Ausschnitte aus dem Film „Nr. 387 – Ertrunken im Mittelmeer“ dokumentieren die Arbeit der Rechtsmedizinerin Cristina Cattaneo in Mailand. Sie versucht, mit ihrem Team Menschen zu identifizieren, die im April 2015 bei der Flucht über das Mittelmeer ertranken. Damit diese in Würde bestattet werden können.

Viel Trauer, wenig Trost

Auch Infografiken, aufbereitet wie Röntgenbilder, zeigen im Nebenraum glasklar, dass im Tod nicht alle gleich sind: Die soziale und geografische Herkunft be­einflusst die Lebenschancen. Viel Trauer, wenig Trost in einer überaus sehenswerten Ausstellung.

un_endlich.
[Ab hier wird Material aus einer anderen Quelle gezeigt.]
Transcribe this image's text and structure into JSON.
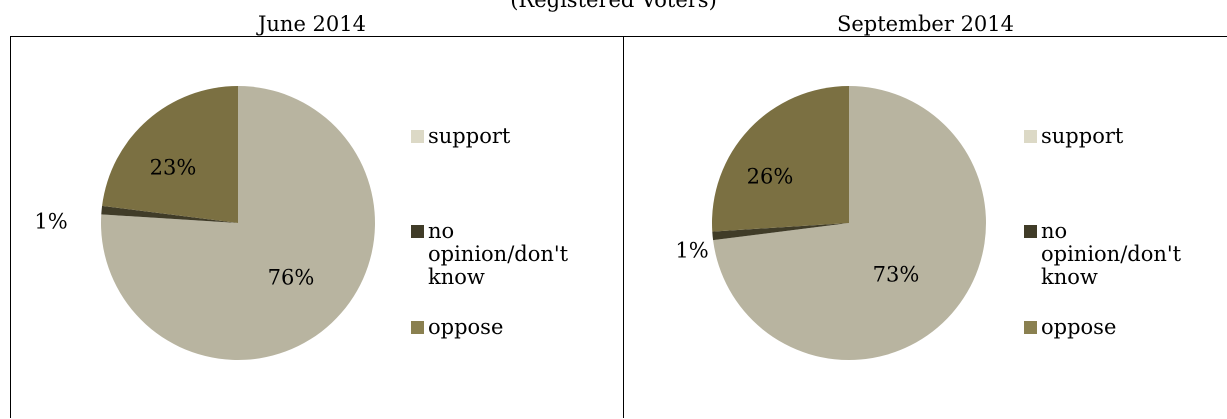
{
  "header": {
    "cut_title": "(Registered Voters)"
  },
  "colors": {
    "support": "#b8b4a0",
    "no_opinion": "#403c28",
    "oppose": "#7b7042"
  },
  "chart_data": [
    {
      "type": "pie",
      "title": "June 2014",
      "categories": [
        "support",
        "no opinion/don't know",
        "oppose"
      ],
      "values": [
        76,
        1,
        23
      ],
      "labels": [
        "76%",
        "1%",
        "23%"
      ],
      "legend": "right"
    },
    {
      "type": "pie",
      "title": "September 2014",
      "categories": [
        "support",
        "no opinion/don't know",
        "oppose"
      ],
      "values": [
        73,
        1,
        26
      ],
      "labels": [
        "73%",
        "1%",
        "26%"
      ],
      "legend": "right"
    }
  ]
}
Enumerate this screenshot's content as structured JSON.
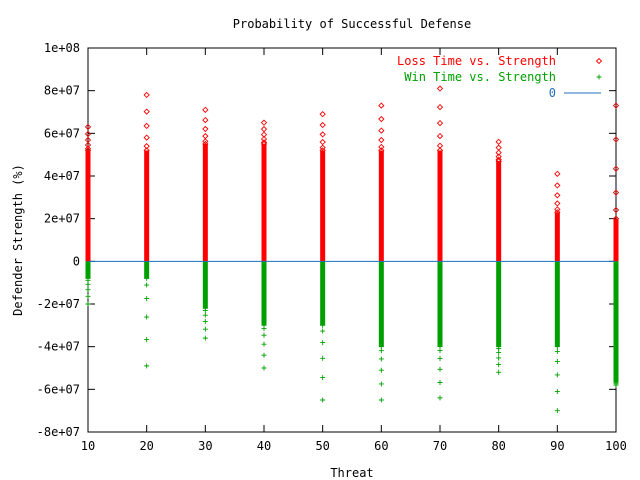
{
  "chart_data": {
    "type": "scatter",
    "title": "Probability of Successful Defense",
    "xlabel": "Threat",
    "ylabel": "Defender Strength (%)",
    "xlim": [
      10,
      100
    ],
    "ylim": [
      -80000000,
      100000000
    ],
    "x_ticks": [
      10,
      20,
      30,
      40,
      50,
      60,
      70,
      80,
      90,
      100
    ],
    "y_ticks": [
      {
        "value": 100000000,
        "label": "1e+08"
      },
      {
        "value": 80000000,
        "label": "8e+07"
      },
      {
        "value": 60000000,
        "label": "6e+07"
      },
      {
        "value": 40000000,
        "label": "4e+07"
      },
      {
        "value": 20000000,
        "label": "2e+07"
      },
      {
        "value": 0,
        "label": "0"
      },
      {
        "value": -20000000,
        "label": "-2e+07"
      },
      {
        "value": -40000000,
        "label": "-4e+07"
      },
      {
        "value": -60000000,
        "label": "-6e+07"
      },
      {
        "value": -80000000,
        "label": "-8e+07"
      }
    ],
    "legend_position": "top-right",
    "series": [
      {
        "name": "Loss Time vs. Strength",
        "marker": "diamond",
        "color": "#ff0000",
        "x": [
          10,
          20,
          30,
          40,
          50,
          60,
          70,
          80,
          90,
          100
        ],
        "dense_max": [
          52000000,
          52000000,
          55000000,
          55000000,
          52000000,
          52000000,
          52000000,
          47000000,
          23000000,
          20000000
        ],
        "outliers": [
          63000000,
          78000000,
          71000000,
          65000000,
          69000000,
          73000000,
          81000000,
          56000000,
          41000000,
          73000000
        ]
      },
      {
        "name": "Win Time vs. Strength",
        "marker": "plus",
        "color": "#00a000",
        "x": [
          10,
          20,
          30,
          40,
          50,
          60,
          70,
          80,
          90,
          100
        ],
        "dense_min": [
          -8000000,
          -8000000,
          -22000000,
          -30000000,
          -30000000,
          -40000000,
          -40000000,
          -40000000,
          -40000000,
          -56000000
        ],
        "outliers": [
          -20000000,
          -49000000,
          -36000000,
          -50000000,
          -65000000,
          -65000000,
          -64000000,
          -52000000,
          -70000000,
          -58000000
        ]
      },
      {
        "name": "0",
        "marker": "line",
        "color": "#1f6fbf",
        "y": 0
      }
    ]
  }
}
Leben mit dem Tod.
Sonderausstellung bis zum 26. November, täglich außer dienstags von 10–18.30 Uhr.
Eintritt 12 Euro, ermäßigt 6 Euro. Humboldt Forum Berlin, Schloßplatz, 10178 Berlin, Informationen und Tickets unter Humboldtforum.org. Jeden ersten Sonntag im Monat freier Eintritt beim Berliner Museumssonntag.